Change is a constant in today’s fast-paced, competitive business environment, yet learning & development organizations are too often left on the periphery of the change process. Even when L&D is directly incorporated into change management planning and execution, ample attention may not be given to how the change impacts the learning function itself.
Here are five tips for learning leaders to effectively manage learning in times of organizational change.
During times of organizational change, especially those that require improvements to the bottom line, it can be easy for learning leaders to worry about whether their learning budget will be cut or if their annual training plans will be supported from the top. Rather than ducking into a conference room with your training managers to plan for potential budget reductions, instead seek opportunities to be a key part of the leadership engine that powers the change strategy. Embrace the change by proactively engaging stakeholders to understand the change drivers and strategic goals. Listen carefully for what is mission-critical. Honestly assess whether various L&D initiatives are critical to accomplishing these strategic goals, and if they are, make that case to the stakeholders. If your assessment reveals that existing L&D initiatives are not truly adding value to organizational goals, then it’s time to adjust the learning strategy accordingly.

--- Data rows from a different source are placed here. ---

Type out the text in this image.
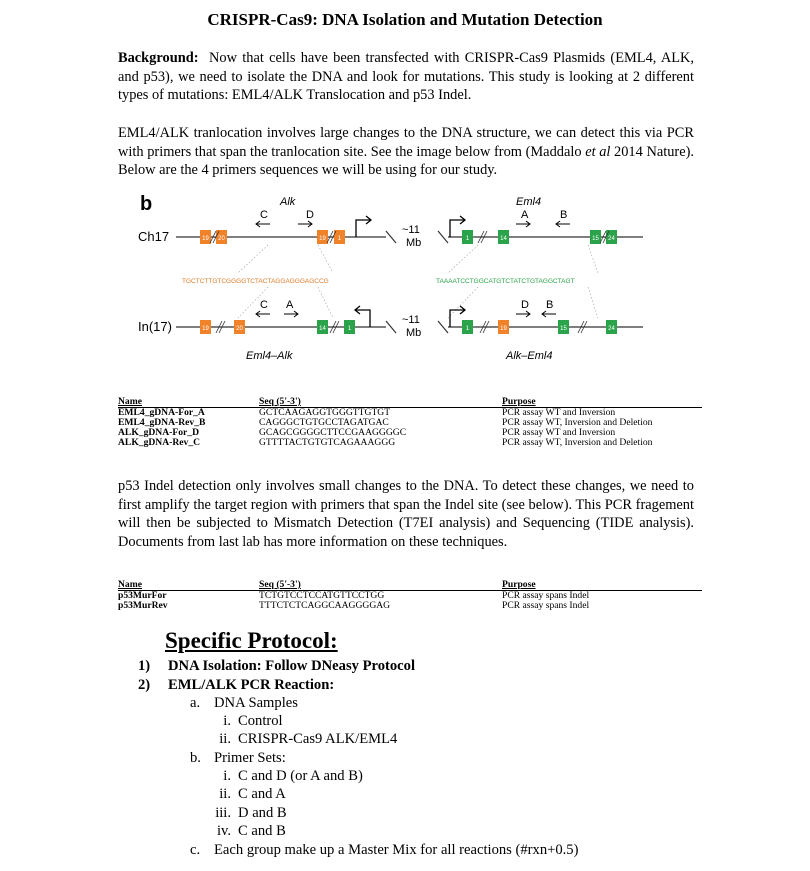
CRISPR-Cas9: DNA Isolation and Mutation Detection

Background: Now that cells have been transfected with CRISPR-Cas9 Plasmids (EML4, ALK, and p53), we need to isolate the DNA and look for mutations. This study is looking at 2 different types of mutations: EML4/ALK Translocation and p53 Indel.

EML4/ALK tranlocation involves large changes to the DNA structure, we can detect this via PCR with primers that span the tranlocation site. See the image below from (Maddalo et al 2014 Nature). Below are the 4 primers sequences we will be using for our study.

b	Alk	Eml4
Ch17
In(17)
~11
Mb
19 20	19 1	1	14	15 24
C	D	A	B
TGCTCTTGTCGGGGTCTACTAGGAGGGAGCCG	TAAAATCCTGGCATGTCTATCTGTAGGCTAGT
~11
Mb
19	20	14	1	1	19	15	24
C A	D B
Eml4–Alk	Alk–Eml4
Name	Seq (5'-3')	Purpose
EML4_gDNA-For_A	GCTCAAGAGGTGGGTTGTGT	PCR assay WT and Inversion
EML4_gDNA-Rev_B	CAGGGCTGTGCCTAGATGAC	PCR assay WT, Inversion and Deletion
ALK_gDNA-For_D	GCAGCGGGGCTTCCGAAGGGGC	PCR assay WT and Inversion
ALK_gDNA-Rev_C	GTTTTACTGTGTCAGAAAGGG	PCR assay WT, Inversion and Deletion

p53 Indel detection only involves small changes to the DNA. To detect these changes, we need to first amplify the target region with primers that span the Indel site (see below). This PCR fragement will then be subjected to Mismatch Detection (T7EI analysis) and Sequencing (TIDE analysis). Documents from last lab has more information on these techniques.

Name	Seq (5'-3')	Purpose
p53MurFor	TCTGTCCTCCATGTTCCTGG	PCR assay spans Indel
p53MurRev	TTTCTCTCAGGCAAGGGGAG	PCR assay spans Indel
Specific Protocol:
1) DNA Isolation: Follow DNeasy Protocol
2) EML/ALK PCR Reaction:
a. DNA Samples
i. Control
ii. CRISPR-Cas9 ALK/EML4
b. Primer Sets:
i. C and D (or A and B)
ii. C and A
iii. D and B
iv. C and B
c. Each group make up a Master Mix for all reactions (#rxn+0.5)
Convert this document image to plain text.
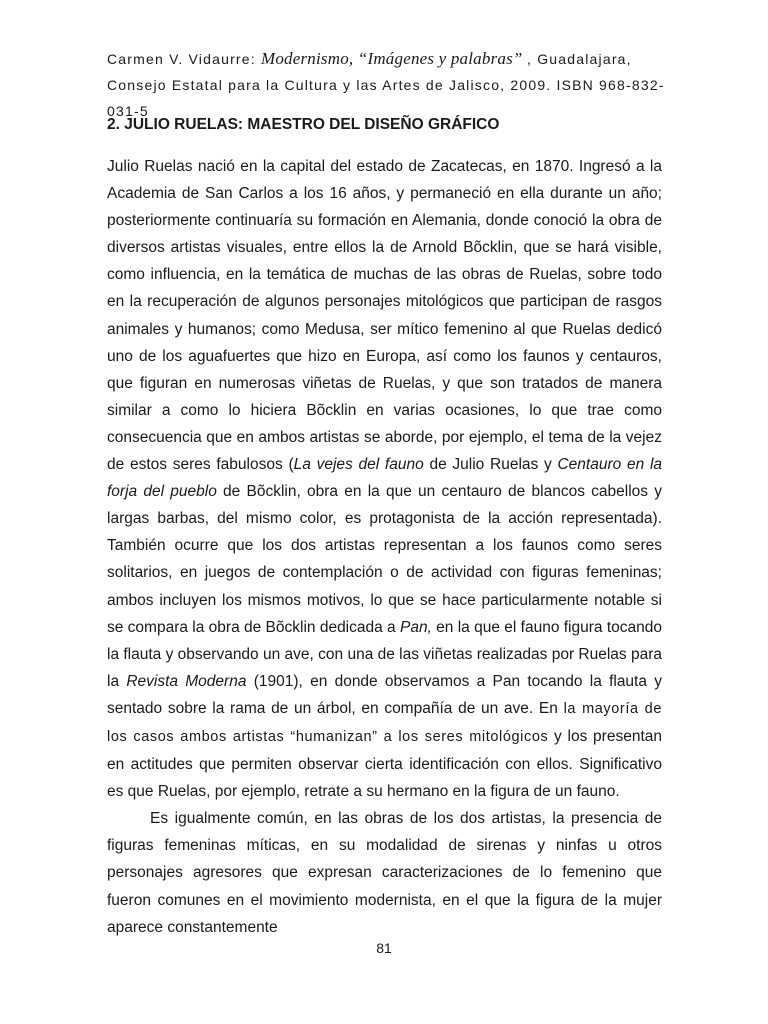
Carmen V. Vidaurre: Modernismo, “Imágenes y palabras” , Guadalajara, Consejo Estatal para la Cultura y las Artes de Jalisco, 2009. ISBN 968-832-031-5
2. JULIO RUELAS: MAESTRO DEL DISEÑO GRÁFICO

Julio Ruelas nació en la capital del estado de Zacatecas, en 1870. Ingresó a la Academia de San Carlos a los 16 años, y permaneció en ella durante un año; posteriormente continuaría su formación en Alemania, donde conoció la obra de diversos artistas visuales, entre ellos la de Arnold Bõcklin, que se hará visible, como influencia, en la temática de muchas de las obras de Ruelas, sobre todo en la recuperación de algunos personajes mitológicos que participan de rasgos animales y humanos; como Medusa, ser mítico femenino al que Ruelas dedicó uno de los aguafuertes que hizo en Europa, así como los faunos y centauros, que figuran en numerosas viñetas de Ruelas, y que son tratados de manera similar a como lo hiciera Bõcklin en varias ocasiones, lo que trae como consecuencia que en ambos artistas se aborde, por ejemplo, el tema de la vejez de estos seres fabulosos (La vejes del fauno de Julio Ruelas y Centauro en la forja del pueblo de Bõcklin, obra en la que un centauro de blancos cabellos y largas barbas, del mismo color, es protagonista de la acción representada). También ocurre que los dos artistas representan a los faunos como seres solitarios, en juegos de contemplación o de actividad con figuras femeninas; ambos incluyen los mismos motivos, lo que se hace particularmente notable si se compara la obra de Bõcklin dedicada a Pan, en la que el fauno figura tocando la flauta y observando un ave, con una de las viñetas realizadas por Ruelas para la Revista Moderna (1901), en donde observamos a Pan tocando la flauta y sentado sobre la rama de un árbol, en compañía de un ave. En la mayoría de los casos ambos artistas “humanizan” a los seres mitológicos y los presentan en actitudes que permiten observar cierta identificación con ellos. Significativo es que Ruelas, por ejemplo, retrate a su hermano en la figura de un fauno.

Es igualmente común, en las obras de los dos artistas, la presencia de figuras femeninas míticas, en su modalidad de sirenas y ninfas u otros personajes agresores que expresan caracterizaciones de lo femenino que fueron comunes en el movimiento modernista, en el que la figura de la mujer aparece constantemente

81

As potentially unsettling as change can be for the learning organization itself, consider what it feels like for other functional areas in which longstanding processes and systems are being overhauled or even eliminated. View the role of L&D as providing support to business units during times of change, rather than worrying about how the change affects L&D. Senior leadership is looking for go-to partners who can communicate, reinforce, and clarify their strategy throughout the organization, and functional areas are looking for help to perform and contribute in new ways. The learning organization typically has cross-functional knowledge of the business, creating a perfect opportunity to be a key driver of change and performance improvement. Offer C-level learning, and prepare employees to participate on performance improvement teams, both of which can significantly contribute to operational effectiveness and boost the speed of organizational transformation.
Use the change environment as an opportunity to modernize and improve your learning strategy. If your learning organization remains mostly locked into traditional classroom and computer-based training, leverage the change to inject the L&D organization with virtual instructor-led training, microlearning, and social learning. With proper audience analysis and understanding of the evolving company culture, times of change may be the right time to investigate, test, and deploy more effective ways to develop content or deliver impactful learning. Consider competency-driven, self-paced learning, with incentives for individual learning activities. Think through ways to harness or recognize informal learning that is already taking place around the company. While some of these examples may not work perfectly for your company or clients, use times of change to consider and explore what will work.
During times of change, L&D leaders need to be relentless learners themselves, examining everything from their own professional habits to the methods and processes that their learning teams deploy. Change often requires a forceful response, and whether it's implementing a new L&D model or tool, or seeking to better understand how new learners in the workforce access, retain, and apply learning, you should be investigating and staying abreast of it. Become a student of change management and the concept of change itself. Take the time to learn everything you can about case studies in which others have successfully navigated similar climates of transformation. Study and learn to incorporate principles like volatility, uncertainty, complexity, and ambiguity (VUCA) into your professional toolkit so that you have a frame of reference for situations you might incur, and strategies to deal with them.
Ultimately, learning leaders need to remain a voice of reason, delivering sound and proven learning practices that lead to targeted outcomes. If you believe a change initiative is negatively impacting learning and performance efforts, or that stakeholders are following a soon-forgotten corporate fad, you should speak up, continue to consult, and present your case in an evidence-based manner. Applying the tactics listed tips above should not mean abandoning sound principles of learning.